Its not an excuse for any level of spending! Its only used to show how much of a burden the level of spending is to the country and whether the country can sustain that level of spending. Again, level of spending on any program compared to GDP or the country's wealth is the only way to determine the actual burden to the country.

Real US GDP has only decreased marginally for a 6 month period in 1990-1991 and a 6 month period in 2001. Annual real GDP for both years though still increased. You would have to go back to the early 1980s or 1970s to find a year where total annual real GDP may have decreased.

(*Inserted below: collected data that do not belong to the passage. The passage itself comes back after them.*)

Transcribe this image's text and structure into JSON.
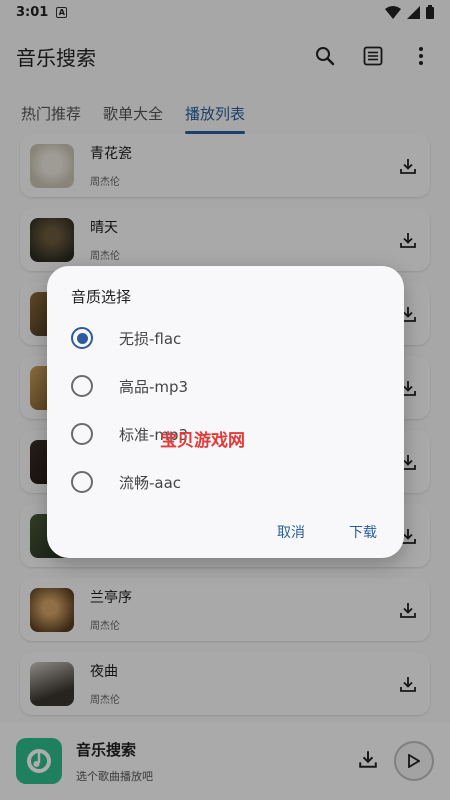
{
  "status": {
    "time": "3:01",
    "notif_letter": "A"
  },
  "appbar": {
    "title": "音乐搜索",
    "icons": [
      "search-icon",
      "list-icon",
      "more-icon"
    ]
  },
  "tabs": [
    {
      "label": "热门推荐",
      "active": false
    },
    {
      "label": "歌单大全",
      "active": false
    },
    {
      "label": "播放列表",
      "active": true
    }
  ],
  "songs": [
    {
      "title": "青花瓷",
      "artist": "周杰伦"
    },
    {
      "title": "晴天",
      "artist": "周杰伦"
    },
    {
      "title": "",
      "artist": ""
    },
    {
      "title": "",
      "artist": ""
    },
    {
      "title": "",
      "artist": ""
    },
    {
      "title": "",
      "artist": ""
    },
    {
      "title": "兰亭序",
      "artist": "周杰伦"
    },
    {
      "title": "夜曲",
      "artist": "周杰伦"
    }
  ],
  "dialog": {
    "title": "音质选择",
    "options": [
      {
        "label": "无损-flac",
        "selected": true
      },
      {
        "label": "高品-mp3",
        "selected": false
      },
      {
        "label": "标准-mp3",
        "selected": false
      },
      {
        "label": "流畅-aac",
        "selected": false
      }
    ],
    "cancel": "取消",
    "download": "下载"
  },
  "watermark": "宝贝游戏网",
  "player": {
    "title": "音乐搜索",
    "subtitle": "选个歌曲播放吧"
  },
  "colors": {
    "accent": "#2b5d9c",
    "logo": "#2ebd8d",
    "watermark": "#e23b3b"
  }
}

But whenever it does decrease, defense spendings burden on the country grows even if it is only a very marginal increase as we saw in 1990 and 2001. GDP up to the latest quarter with information has continued to increase. Even if the United States does experience a recession in 2008, its likely that annual GDP for the year will still be an increase over what it was in 2007.

How you pay for a certain level of defense spending, increasing levels of defense spending, or whether you can in fact decrease defense spending are seperate issues from the actual burden any level of defense spending is placing on the country.



Quote:
why is the military 1/3rd smaller than it was in 1990, yet spending has not correspondingly decreased?
The military is fighting two major wars. The US military pays its troops more than it did in the 1990s adjusting for inflation. There have been huge improvements in training which saves lives on the battlefield but also cost more money. The military is buying more weapon systems with more modern features that improve combat capabilitiy and survivability on the battlefield. The military is going to have to start to replace weapon systems that it has used since the early 1980s. Weapons platforms such as planes and tanks get old and have to be replaced. The Airforce has to start replacing F-15 and F-16's before these airframes become to old for airmen to safely fly in them. There have already been some accidents blamed on the age of the aircraft. The aircraft that will replace them are more expensive but provide capabilities and surviviability features that the previous aircraft did not have. The MRAP's that are being purchased to replace US Humvees in Iraq are much more expensive than actual Humvees, but they can withstand a 250 pound IED unlike a US Humvee or most vehicles used by the Army and Marines.